It’s fair to say that long time Forbes resident Paddy Molly has been around the traps and put in the hard yards for the community. From riding and training horses and competing in rodeos in his younger years, to working as a butcher and at the Forbes Abattoirs, to building Forbes’ first rodeo bucking chutes and helping establish the first Forbes rodeo, Mr Molloy is certainly worthy of honour.
And on Tuesday evening at the Forbes Australia Day Festival at Colin McKenzie Park, he received the honour of being named the Forbes Senior Citizen of the Year. After many accidents including broken bones, losing his late wife Una in 2007 and suffering burns from a farming accident in 2012, the 89-year old was forced to sell his Wandary Lane farm and move to a home in Bathurst Street, where he still spends tire-less hours gardening and renovating his homes.
He regularly brings the bins in for his neighbours who work, and along with musical partner Ray Lassierre, plays country music at the Jemalong Residential Village and the Mater Nursing Home. They have played at both now for 37 years. “I’m grateful for this. It’s like winning the lottery,” Mr Molloy said of his award win.

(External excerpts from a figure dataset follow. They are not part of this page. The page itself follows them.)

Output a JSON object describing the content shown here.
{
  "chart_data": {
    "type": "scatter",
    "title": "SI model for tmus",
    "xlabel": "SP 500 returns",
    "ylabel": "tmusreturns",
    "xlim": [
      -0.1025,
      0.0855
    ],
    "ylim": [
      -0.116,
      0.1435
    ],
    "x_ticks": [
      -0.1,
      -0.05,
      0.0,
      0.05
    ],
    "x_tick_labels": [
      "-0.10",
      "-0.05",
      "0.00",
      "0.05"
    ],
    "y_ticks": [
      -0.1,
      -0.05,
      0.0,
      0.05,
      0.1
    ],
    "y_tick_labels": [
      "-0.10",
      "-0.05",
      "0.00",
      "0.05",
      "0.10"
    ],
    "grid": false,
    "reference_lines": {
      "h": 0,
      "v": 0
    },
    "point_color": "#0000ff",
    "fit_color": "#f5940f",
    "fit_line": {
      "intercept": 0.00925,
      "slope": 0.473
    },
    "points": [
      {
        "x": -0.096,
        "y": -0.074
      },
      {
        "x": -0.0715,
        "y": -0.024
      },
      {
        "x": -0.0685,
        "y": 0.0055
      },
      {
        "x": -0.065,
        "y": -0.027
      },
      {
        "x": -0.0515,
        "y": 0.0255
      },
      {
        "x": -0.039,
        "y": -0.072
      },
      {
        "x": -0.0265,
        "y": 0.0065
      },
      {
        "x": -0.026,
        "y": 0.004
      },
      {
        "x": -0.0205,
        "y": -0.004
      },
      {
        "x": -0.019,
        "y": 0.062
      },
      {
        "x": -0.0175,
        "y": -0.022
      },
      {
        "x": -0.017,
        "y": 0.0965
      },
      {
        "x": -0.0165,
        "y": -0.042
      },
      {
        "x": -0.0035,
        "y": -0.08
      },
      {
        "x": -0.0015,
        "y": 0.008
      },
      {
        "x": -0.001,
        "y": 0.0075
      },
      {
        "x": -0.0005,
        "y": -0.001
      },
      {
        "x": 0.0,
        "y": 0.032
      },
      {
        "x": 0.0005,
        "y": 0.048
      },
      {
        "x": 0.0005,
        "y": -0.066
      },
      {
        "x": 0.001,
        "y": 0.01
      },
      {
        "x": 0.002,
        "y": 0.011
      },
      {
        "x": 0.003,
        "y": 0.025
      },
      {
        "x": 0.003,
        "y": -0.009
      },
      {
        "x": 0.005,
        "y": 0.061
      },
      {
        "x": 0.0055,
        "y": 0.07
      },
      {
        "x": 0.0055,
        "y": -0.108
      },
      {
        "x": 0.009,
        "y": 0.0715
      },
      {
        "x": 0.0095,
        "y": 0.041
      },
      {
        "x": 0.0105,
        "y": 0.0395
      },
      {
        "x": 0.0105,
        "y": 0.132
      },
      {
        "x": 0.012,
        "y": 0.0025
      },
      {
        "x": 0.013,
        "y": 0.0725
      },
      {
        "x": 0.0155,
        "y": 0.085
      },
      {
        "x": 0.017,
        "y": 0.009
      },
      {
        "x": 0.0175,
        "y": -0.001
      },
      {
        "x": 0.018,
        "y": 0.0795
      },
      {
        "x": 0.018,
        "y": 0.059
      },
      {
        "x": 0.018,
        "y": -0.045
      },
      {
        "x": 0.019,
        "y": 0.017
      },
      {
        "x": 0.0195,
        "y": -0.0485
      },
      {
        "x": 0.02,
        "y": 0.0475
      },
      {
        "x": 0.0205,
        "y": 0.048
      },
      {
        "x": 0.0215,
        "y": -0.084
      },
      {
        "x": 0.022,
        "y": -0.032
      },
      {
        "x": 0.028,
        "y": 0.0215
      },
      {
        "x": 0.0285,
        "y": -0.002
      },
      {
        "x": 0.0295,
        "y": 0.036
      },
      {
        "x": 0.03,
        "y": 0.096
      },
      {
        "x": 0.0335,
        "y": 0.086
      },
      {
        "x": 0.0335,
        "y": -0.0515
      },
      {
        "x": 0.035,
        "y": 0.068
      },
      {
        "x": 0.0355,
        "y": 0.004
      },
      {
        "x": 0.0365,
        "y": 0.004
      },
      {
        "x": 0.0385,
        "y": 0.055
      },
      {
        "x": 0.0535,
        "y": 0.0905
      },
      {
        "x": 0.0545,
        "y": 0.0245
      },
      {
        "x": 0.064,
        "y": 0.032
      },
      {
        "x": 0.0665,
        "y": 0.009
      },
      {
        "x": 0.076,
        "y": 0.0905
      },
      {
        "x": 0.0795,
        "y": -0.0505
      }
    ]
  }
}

Mr Molloy said tongue in cheek he did not plan on attending the Australia Day Festival, but was glad he did in winning his award. “I got brought over by my son and his wife, so I’m glad I came,” he said. Sixteen-year old Daniel Ashcroft won the 2016 Forbes Junior Citizen of the Year. He is a volunteer for the Forbes Shire Council Youth Advisory Committee, established Spectacular Screenings at age 12, and donates toys to Havannah House for their annual Christmas lunch.
In setting up and helping to run Spectacular Screening, where a movie for public viewing is put on once per month, he has contributed a massive 230 hours of his time over the last four and a half years. Mr Ashcroft also marches for Forbes High School in the ANZAC Day march, and volunteers as a musician at Jemalong Retirement Village.
He said he is proud of what he does and will continue his work. “It’s good to help out in the community and it’s good to see people’s faces when you’re doing it,” he said.
“I plan on continuing the volunteering. I’m not too sure what I’d like to do after I finish school in a couple years, but I’d like to go to university.” “I’m a black belt in martial arts, so something may come from that too.”